“Matteo,” Yuri greeted, reaching out to shake his hand.
“Didn’t expect to see you here.” Matteo’s voice was calm, even charming in that effortless, dangerous way I was growing used to.
His gaze turned to me and he smiled—just a flicker, but there was something oddly familiar in the way he held himself. Like a reflection you don’t realize is yours until you step closer.
“Matteo Silvani,” he said, offering his hand. “I’m part of the Naples hosting committee… unofficially.”
I shook his hand, firm and brief. “Charming title,” I said, watching him.
“Wouldn’t want to oversell it.”
Matteo’s presence was… curious. There was an ease in the way he stood, hands tucked casually into his pockets like this place didn’t impress or intimidate him. Like it wasn’t centuries of blood and secrets carved into stone and chandeliers above our heads.
Yuri leaned slightly toward me, murmuring under his breath, “That’s Lorenzo Silvani’s son.”
Silvani.
That name rang faint, buried somewhere deep in memories I didn’t even know were mine. Still, I nodded slowly, keeping my expression neutral.
Matteo glanced at Yuri with a flicker of a smirk. “Still attached to Romanov’s hip, I see.”
Yuri chuckled. “Better the hip than the neck.”
Matteo’s gaze slid to me. “And you must be the infamous Isabella. Word travels fast through these halls.”
His voice was calm, smooth, with a shadow of mischief threading through the edges—like he knew more than he said but was in no rush to say it. His eyes were a deep, striking gray—not warm, not cold—just unreadable.
I tilted my head slightly. “I’d be flattered if I didn’t know how dangerous rumors could be.”
His smirk deepened. “Then it’s true what they say. You’ve got bite.”
I didn’t smile. I didn’t need to.
Matteo turned his attention back to Yuri for a beat, speaking to him in quiet, clipped Italian. I caught fragments—mostly names and references to routes and movements that meant nothing to anyone outside their world. But I noticed how Yuri’s posture shifted slightly. Sharper. More alert.
They were speaking in code. But the weight behind it was real.
I looked around again, the pulse of the gathering still thrumming beneath my skin. Conversations hummed all around us—glass clinking, footsteps on marble, velvet voices threading through the air like smoke. And yet, despite it all, Matteo’s presence created a silence between us. The kind that didn’t settle. It hovered.
Something about him—his posture, his tone, even the amused flicker in his gaze—felt like a missing page I hadn’t realized was torn out of my story. But I didn’t know why.
And then, just like that, I felt it. The change in the air. I didn’t have to look. I knew he was there.
The subtle pause in Matteo’s words. The way Yuri’s eyes flicked just over my shoulder and then sharpened. It was like the room shifted to acknowledge him.
I turned my head just slightly and there he was—shoulders squared, jaw tight, eyes locked on me. And then, slowly, on Matteo.

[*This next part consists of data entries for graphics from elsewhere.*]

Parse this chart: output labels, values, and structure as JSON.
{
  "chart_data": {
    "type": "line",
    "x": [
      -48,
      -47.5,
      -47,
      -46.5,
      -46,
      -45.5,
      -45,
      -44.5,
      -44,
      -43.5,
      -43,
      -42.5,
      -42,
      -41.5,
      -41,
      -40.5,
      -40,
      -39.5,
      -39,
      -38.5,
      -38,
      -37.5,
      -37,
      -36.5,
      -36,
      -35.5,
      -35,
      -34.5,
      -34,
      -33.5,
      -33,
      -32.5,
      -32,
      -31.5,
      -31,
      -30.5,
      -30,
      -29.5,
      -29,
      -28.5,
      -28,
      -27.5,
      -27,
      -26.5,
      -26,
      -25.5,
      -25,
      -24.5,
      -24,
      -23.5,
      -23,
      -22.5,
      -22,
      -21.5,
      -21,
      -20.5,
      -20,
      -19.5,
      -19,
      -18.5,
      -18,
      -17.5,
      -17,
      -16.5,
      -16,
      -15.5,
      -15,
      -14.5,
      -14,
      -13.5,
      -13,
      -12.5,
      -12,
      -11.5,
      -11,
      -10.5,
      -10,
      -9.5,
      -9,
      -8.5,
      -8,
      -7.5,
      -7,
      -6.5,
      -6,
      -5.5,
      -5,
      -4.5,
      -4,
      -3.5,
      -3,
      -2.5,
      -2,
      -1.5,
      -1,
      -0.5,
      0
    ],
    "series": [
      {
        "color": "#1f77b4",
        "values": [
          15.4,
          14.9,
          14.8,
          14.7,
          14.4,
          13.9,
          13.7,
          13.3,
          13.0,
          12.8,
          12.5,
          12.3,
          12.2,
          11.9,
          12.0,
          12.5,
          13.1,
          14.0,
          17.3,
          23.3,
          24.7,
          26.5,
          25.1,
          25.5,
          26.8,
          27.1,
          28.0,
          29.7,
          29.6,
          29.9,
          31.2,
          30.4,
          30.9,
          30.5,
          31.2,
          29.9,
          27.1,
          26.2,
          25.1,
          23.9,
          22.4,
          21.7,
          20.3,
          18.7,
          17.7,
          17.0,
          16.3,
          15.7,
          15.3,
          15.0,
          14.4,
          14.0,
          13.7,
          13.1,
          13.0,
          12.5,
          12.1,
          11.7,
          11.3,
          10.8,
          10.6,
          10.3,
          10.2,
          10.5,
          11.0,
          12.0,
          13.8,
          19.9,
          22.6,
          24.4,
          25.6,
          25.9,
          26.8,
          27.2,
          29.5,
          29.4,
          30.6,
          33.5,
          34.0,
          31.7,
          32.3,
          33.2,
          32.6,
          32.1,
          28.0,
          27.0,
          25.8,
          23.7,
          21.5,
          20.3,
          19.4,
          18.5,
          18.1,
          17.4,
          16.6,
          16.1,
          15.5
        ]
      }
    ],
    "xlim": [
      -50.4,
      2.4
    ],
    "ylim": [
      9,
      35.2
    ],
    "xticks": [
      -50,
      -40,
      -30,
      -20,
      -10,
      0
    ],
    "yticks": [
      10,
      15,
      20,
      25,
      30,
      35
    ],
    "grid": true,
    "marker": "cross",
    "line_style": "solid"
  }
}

He stepped up beside me, close enough that I felt the heat of him against my arm.
Matteo’s expression didn’t change, but I saw the faint lift of one brow. “Romanov.”

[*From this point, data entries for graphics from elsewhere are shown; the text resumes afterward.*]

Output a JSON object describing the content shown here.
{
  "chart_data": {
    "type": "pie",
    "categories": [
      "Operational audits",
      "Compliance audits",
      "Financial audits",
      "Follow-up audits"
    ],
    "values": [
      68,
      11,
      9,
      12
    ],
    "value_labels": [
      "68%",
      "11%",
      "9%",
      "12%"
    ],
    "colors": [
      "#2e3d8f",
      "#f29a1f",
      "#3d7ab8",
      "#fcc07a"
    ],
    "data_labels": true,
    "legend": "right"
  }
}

“Silvani,” Rafael returned, his voice even but edged in steel.
I didn’t miss the way Rafael’s hand brushed against the small of my back as he came to a stop. Subtle. Deliberate. A silent claim.
And the air around us tightened, just enough to feel.
I didn’t speak. I didn’t have to. Because something in Rafael’s silence said enough for all three of us. And yet, I knew this wasn’t over. Not with Matteo. And definitely not with whatever Rafael had just walked away from.